Éducation nouvelle

L'éducation nouvelle est un courant pédagogique qui défend le principe d'une participation active des individus à leur propre formation. Elle déclare que l'apprentissage, avant d'être une accumulation de connaissance, doit avant tout être un facteur de progrès global de la personne. Pour cela, il faut partir de ses centres d'intérêts et s'efforcer de susciter l'esprit d'exploration et de coopération : c'est le principe des méthodes actives.

Parmi les principaux pédagogues qui ont contribué à illustrer le mouvement d'Éducation nouvelle on peut citer: Jean-Jacques Rousseau (1712-1778), Condorcet (1743-1794), Johann Heinrich Pestalozzi (1746-1827), Georg Kerschensteiner (1854-1932), Friederich Fröbel (1782-1852), Paul Robin (1837-1912), Francisco Ferrer y Guardia (1859-1909), Rudolf Steiner (1861-1925), John Dewey (1859-1952), Ovide Decroly (1871-1932), Edouard Claparède (1873-1940), Maria Montessori (1870-1952), Anton Semyonovitch Makarenko (1888-1939), Adolphe Ferrière (1879-1960), Roger Cousinet (1881-1973), Célestin Freinet (1896-1966), Alexander Sutherland Neill (1883-1973), Carl Rogers (1902-1987), Yvonne Hagnauer (1898-1985).
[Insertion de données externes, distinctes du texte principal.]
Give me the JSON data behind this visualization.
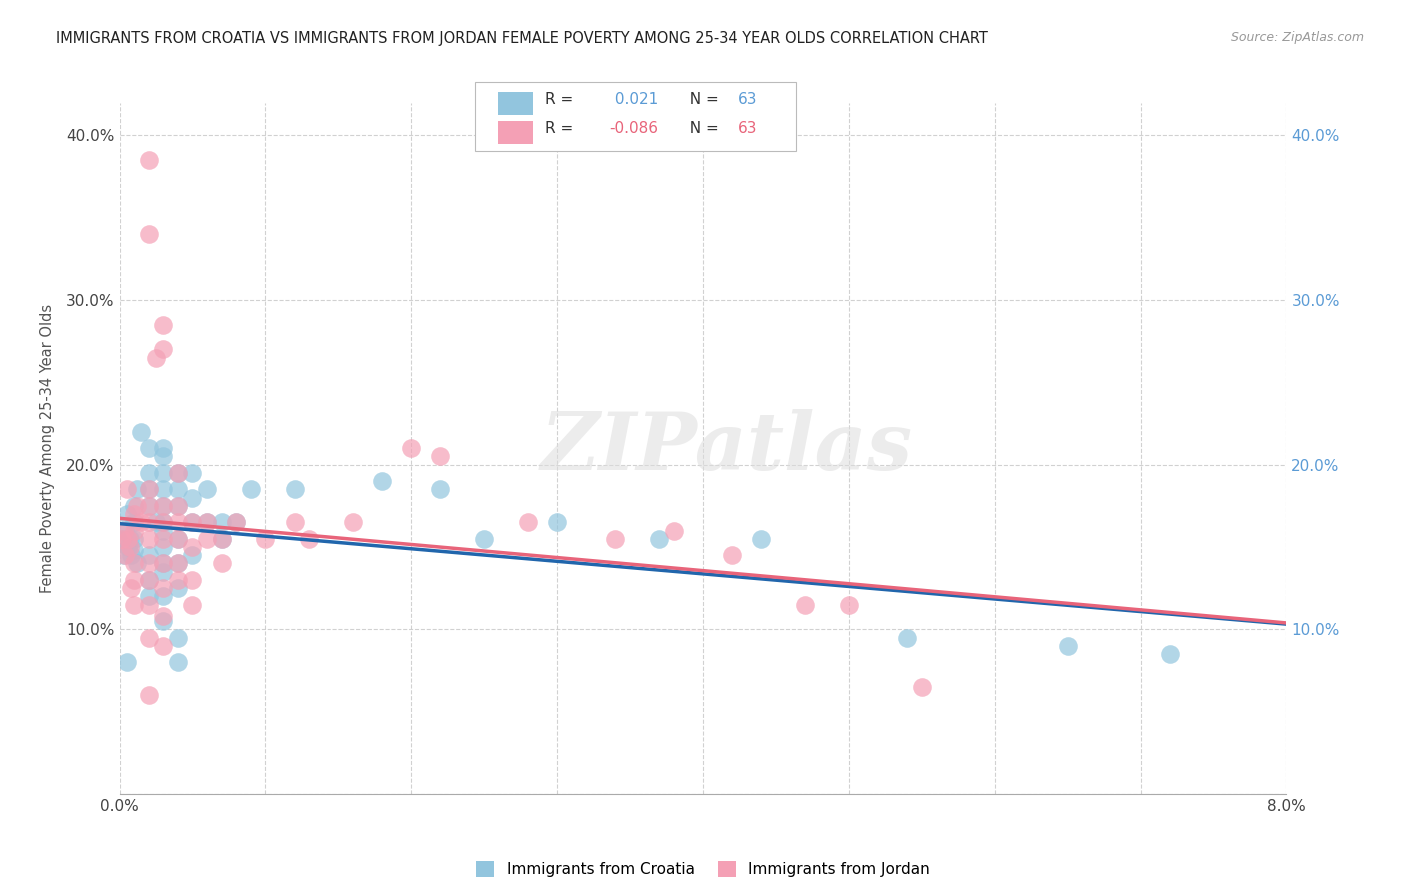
{
  "title": "IMMIGRANTS FROM CROATIA VS IMMIGRANTS FROM JORDAN FEMALE POVERTY AMONG 25-34 YEAR OLDS CORRELATION CHART",
  "source": "Source: ZipAtlas.com",
  "ylabel": "Female Poverty Among 25-34 Year Olds",
  "xlim": [
    0,
    0.08
  ],
  "ylim": [
    0,
    0.42
  ],
  "xtick_positions": [
    0.0,
    0.01,
    0.02,
    0.03,
    0.04,
    0.05,
    0.06,
    0.07,
    0.08
  ],
  "xtick_labels_shown": {
    "0.0": "0.0%",
    "0.08": "8.0%"
  },
  "yticks": [
    0.0,
    0.1,
    0.2,
    0.3,
    0.4
  ],
  "yticklabels_left": [
    "",
    "10.0%",
    "20.0%",
    "30.0%",
    "40.0%"
  ],
  "yticklabels_right": [
    "10.0%",
    "20.0%",
    "30.0%",
    "40.0%"
  ],
  "right_yticks": [
    0.1,
    0.2,
    0.3,
    0.4
  ],
  "croatia_color": "#92c5de",
  "jordan_color": "#f4a0b5",
  "croatia_R": 0.021,
  "croatia_N": 63,
  "jordan_R": -0.086,
  "jordan_N": 63,
  "croatia_line_color": "#2166ac",
  "jordan_line_color": "#e8647a",
  "watermark": "ZIPatlas",
  "croatia_scatter": [
    [
      0.0002,
      0.155
    ],
    [
      0.0003,
      0.145
    ],
    [
      0.0004,
      0.16
    ],
    [
      0.0005,
      0.17
    ],
    [
      0.0006,
      0.15
    ],
    [
      0.0007,
      0.155
    ],
    [
      0.0008,
      0.145
    ],
    [
      0.001,
      0.165
    ],
    [
      0.001,
      0.155
    ],
    [
      0.001,
      0.148
    ],
    [
      0.001,
      0.175
    ],
    [
      0.0012,
      0.14
    ],
    [
      0.0012,
      0.185
    ],
    [
      0.0015,
      0.22
    ],
    [
      0.002,
      0.195
    ],
    [
      0.002,
      0.185
    ],
    [
      0.002,
      0.21
    ],
    [
      0.002,
      0.175
    ],
    [
      0.002,
      0.145
    ],
    [
      0.002,
      0.13
    ],
    [
      0.002,
      0.12
    ],
    [
      0.0025,
      0.165
    ],
    [
      0.003,
      0.205
    ],
    [
      0.003,
      0.195
    ],
    [
      0.003,
      0.185
    ],
    [
      0.003,
      0.175
    ],
    [
      0.003,
      0.165
    ],
    [
      0.003,
      0.16
    ],
    [
      0.003,
      0.21
    ],
    [
      0.003,
      0.15
    ],
    [
      0.003,
      0.14
    ],
    [
      0.003,
      0.135
    ],
    [
      0.003,
      0.12
    ],
    [
      0.003,
      0.105
    ],
    [
      0.004,
      0.195
    ],
    [
      0.004,
      0.185
    ],
    [
      0.004,
      0.175
    ],
    [
      0.004,
      0.155
    ],
    [
      0.004,
      0.14
    ],
    [
      0.004,
      0.125
    ],
    [
      0.004,
      0.095
    ],
    [
      0.004,
      0.08
    ],
    [
      0.005,
      0.195
    ],
    [
      0.005,
      0.18
    ],
    [
      0.005,
      0.165
    ],
    [
      0.005,
      0.145
    ],
    [
      0.006,
      0.185
    ],
    [
      0.006,
      0.165
    ],
    [
      0.007,
      0.165
    ],
    [
      0.007,
      0.155
    ],
    [
      0.008,
      0.165
    ],
    [
      0.009,
      0.185
    ],
    [
      0.012,
      0.185
    ],
    [
      0.018,
      0.19
    ],
    [
      0.022,
      0.185
    ],
    [
      0.025,
      0.155
    ],
    [
      0.03,
      0.165
    ],
    [
      0.037,
      0.155
    ],
    [
      0.044,
      0.155
    ],
    [
      0.054,
      0.095
    ],
    [
      0.065,
      0.09
    ],
    [
      0.072,
      0.085
    ],
    [
      0.0005,
      0.08
    ]
  ],
  "jordan_scatter": [
    [
      0.0002,
      0.155
    ],
    [
      0.0003,
      0.16
    ],
    [
      0.0004,
      0.145
    ],
    [
      0.0005,
      0.185
    ],
    [
      0.0006,
      0.155
    ],
    [
      0.0007,
      0.15
    ],
    [
      0.0008,
      0.125
    ],
    [
      0.001,
      0.17
    ],
    [
      0.001,
      0.16
    ],
    [
      0.001,
      0.14
    ],
    [
      0.001,
      0.13
    ],
    [
      0.001,
      0.115
    ],
    [
      0.0012,
      0.175
    ],
    [
      0.0015,
      0.165
    ],
    [
      0.002,
      0.185
    ],
    [
      0.002,
      0.175
    ],
    [
      0.002,
      0.165
    ],
    [
      0.002,
      0.155
    ],
    [
      0.002,
      0.14
    ],
    [
      0.002,
      0.13
    ],
    [
      0.002,
      0.115
    ],
    [
      0.002,
      0.095
    ],
    [
      0.0025,
      0.265
    ],
    [
      0.003,
      0.285
    ],
    [
      0.003,
      0.27
    ],
    [
      0.003,
      0.175
    ],
    [
      0.003,
      0.165
    ],
    [
      0.003,
      0.155
    ],
    [
      0.003,
      0.14
    ],
    [
      0.003,
      0.125
    ],
    [
      0.003,
      0.108
    ],
    [
      0.003,
      0.09
    ],
    [
      0.004,
      0.195
    ],
    [
      0.004,
      0.175
    ],
    [
      0.004,
      0.165
    ],
    [
      0.004,
      0.155
    ],
    [
      0.004,
      0.14
    ],
    [
      0.004,
      0.13
    ],
    [
      0.005,
      0.165
    ],
    [
      0.005,
      0.15
    ],
    [
      0.005,
      0.13
    ],
    [
      0.005,
      0.115
    ],
    [
      0.006,
      0.165
    ],
    [
      0.006,
      0.155
    ],
    [
      0.007,
      0.155
    ],
    [
      0.007,
      0.14
    ],
    [
      0.008,
      0.165
    ],
    [
      0.01,
      0.155
    ],
    [
      0.012,
      0.165
    ],
    [
      0.013,
      0.155
    ],
    [
      0.016,
      0.165
    ],
    [
      0.02,
      0.21
    ],
    [
      0.022,
      0.205
    ],
    [
      0.028,
      0.165
    ],
    [
      0.034,
      0.155
    ],
    [
      0.038,
      0.16
    ],
    [
      0.042,
      0.145
    ],
    [
      0.047,
      0.115
    ],
    [
      0.05,
      0.115
    ],
    [
      0.055,
      0.065
    ],
    [
      0.002,
      0.385
    ],
    [
      0.002,
      0.34
    ],
    [
      0.002,
      0.06
    ]
  ]
}
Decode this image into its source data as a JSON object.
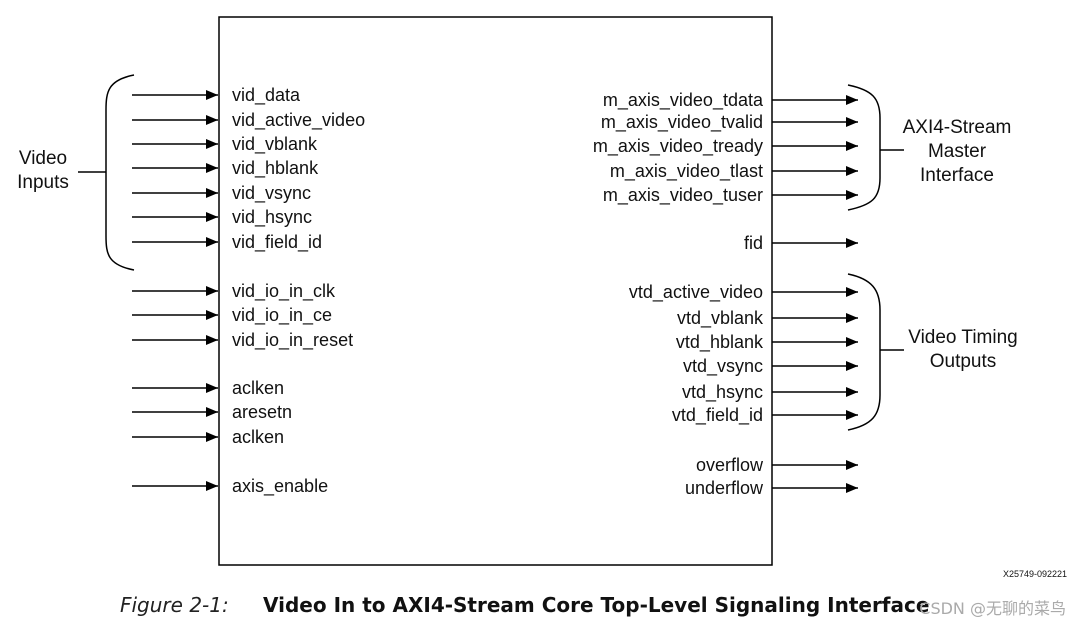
{
  "core_block": {
    "label": ""
  },
  "inputs": [
    "vid_data",
    "vid_active_video",
    "vid_vblank",
    "vid_hblank",
    "vid_vsync",
    "vid_hsync",
    "vid_field_id",
    "vid_io_in_clk",
    "vid_io_in_ce",
    "vid_io_in_reset",
    "aclken",
    "aresetn",
    "aclken",
    "axis_enable"
  ],
  "outputs": {
    "axi_master": [
      "m_axis_video_tdata",
      "m_axis_video_tvalid",
      "m_axis_video_tready",
      "m_axis_video_tlast",
      "m_axis_video_tuser"
    ],
    "fid": "fid",
    "timing": [
      "vtd_active_video",
      "vtd_vblank",
      "vtd_hblank",
      "vtd_vsync",
      "vtd_hsync",
      "vtd_field_id"
    ],
    "flags": [
      "overflow",
      "underflow"
    ]
  },
  "groups": {
    "video_inputs": [
      "Video",
      "Inputs"
    ],
    "axi_stream_master": [
      "AXI4-Stream",
      "Master",
      "Interface"
    ],
    "video_timing_outputs": [
      "Video Timing",
      "Outputs"
    ]
  },
  "reference_id": "X25749-092221",
  "caption": {
    "figure": "Figure 2-1:",
    "title": "Video In to AXI4-Stream Core Top-Level Signaling Interface"
  },
  "watermark": "CSDN @无聊的菜鸟"
}
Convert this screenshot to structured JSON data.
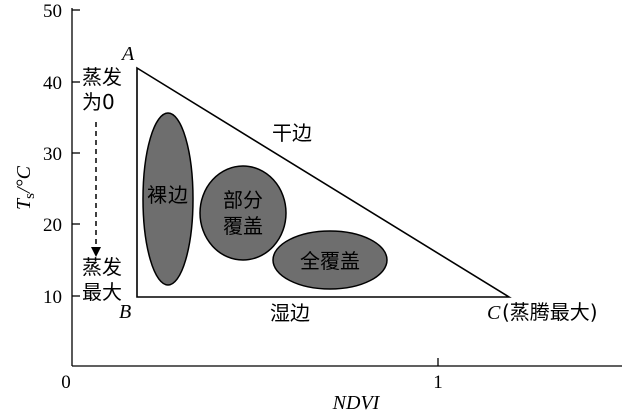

De 1947 à 1956, le ministère de l'Éducation nationale a autorisé les centres d'entraînement aux méthodes d'éducation active (Ceméa) à expérimenter les méthodes d'éducation nouvelle dans le cadre d'une école primaire de Boulogne-sur-Seine. Les objectifs généraux de l'équipe pédagogique étaient :

Hormis une limitation du nombre d'enfants à vingt-cinq élèves par classe, les conditions matérielles étaient globalement équivalentes à celles de n'importe quelle école de quartier. À la sortie de cette école, les élèves ont eu un parcours scolaire et un taux de réussite aux examens tout à fait normal, alors que l'équipe éducative a dû progressivement accueillir de plus en plus d'enfants en rupture avec l'école (sous l'amicale pression des travailleurs sociaux de la ville et à son corps défendant puisque l'objectif était de réaliser une expérimentation sur une population d'élève la plus « banalisée » possible).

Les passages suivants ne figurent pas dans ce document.